The Kinsey data on male incidence figures from ages eight to forty-five suggest a curvilinear relationship between age and incidence of homosexual behavior. These cross-sectional data for ages thirteen, twenty-four, thirty-six, and forty-five show the number of men engaging in homosexual activity at these ages to be 13%, 37%, 27%, and 23%, respectively. In the active sample, 22% of the single males in their late teens had had homosexual contact resulting in orgasm. The comparable figures for males in their late thirties was 40%.

Single-female incidence figures for contact to orgasm were 2 to 3% in the teens showing a gradual increase with age to a maximum of 10% at age forty.

Both single males and single females showed drops in incidence of contact to orgasm by the late forties, suggesting possible age-related declines in sexual activity. Females showed a 60% drop (to 4%) from the late thirties, but males showed a drop of only 10% (to 36% incidence) for the comparable age period.

In Kinsey’s active sample of single women, most (51%) had had one partner only. Twenty percent had had two partners, and only 4% had had more than ten partners. The single male experience was quite different, with 22% of the active sample males having had more than ten partners.
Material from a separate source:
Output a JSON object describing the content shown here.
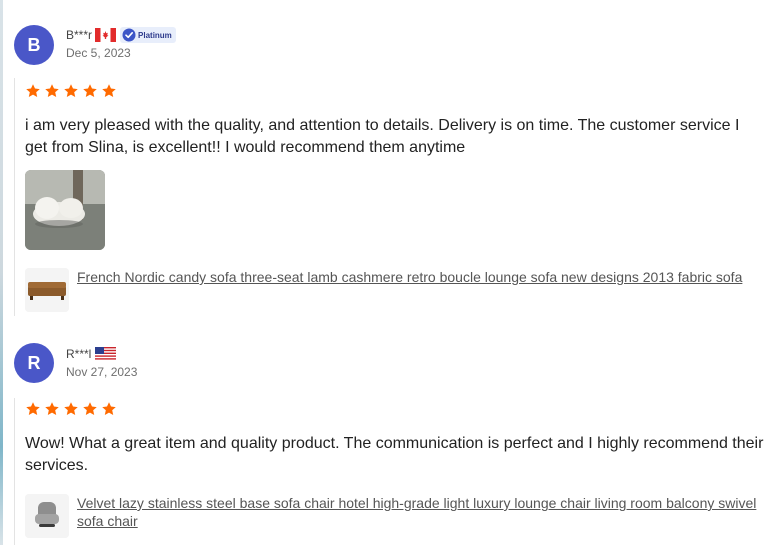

Frequencies of homosexual contact to orgasm were not higher than the frequencies of intercourse reported for heterosexual samples. Median frequency of contact to orgasm showed no decrement with age and was about .9 times per month for single women from ages twenty-one through forty. For the active sample of women, the mean frequency went from about once per week in the twenties to about twice per week in the thirties. No active sample data were available for women over forty.

Among single males, the mean frequencies to orgasm showed a slight age-related increment from 1 to 1.5 times per week in the twenties to about 2 times per week in the early thirties. The mean frequencies of homosexual contact rose from about one per week in the teens to almost two per week from the ages of thirty-one to thirty-five. They remained at more than once per week through age fifty.

The frequency of contact to orgasm for respondents did not decline in Kinsey’s data, and the percentages of respondents engaging in homosexual activity actually increased with age into the forties. Because Kinsey presented very little data on old-age subjects, there is no way to assess changes in activity after mid-life. The maximum frequencies within age groups among males suggest, however, a slowdown which is probably age-related. Kinsey reported maximum frequencies in the late twenties as high as fifteen times per week. By age fifty, the most active person was averaging only five times per week. The age-related increase in proportions of homosexually active respondents may be an artifact of the culture at the time of the Kinsey study. Societal pressures may have introduced a latency for resolving the homosexual orientation which would have resulted in submitting to homosexual inclination later in life.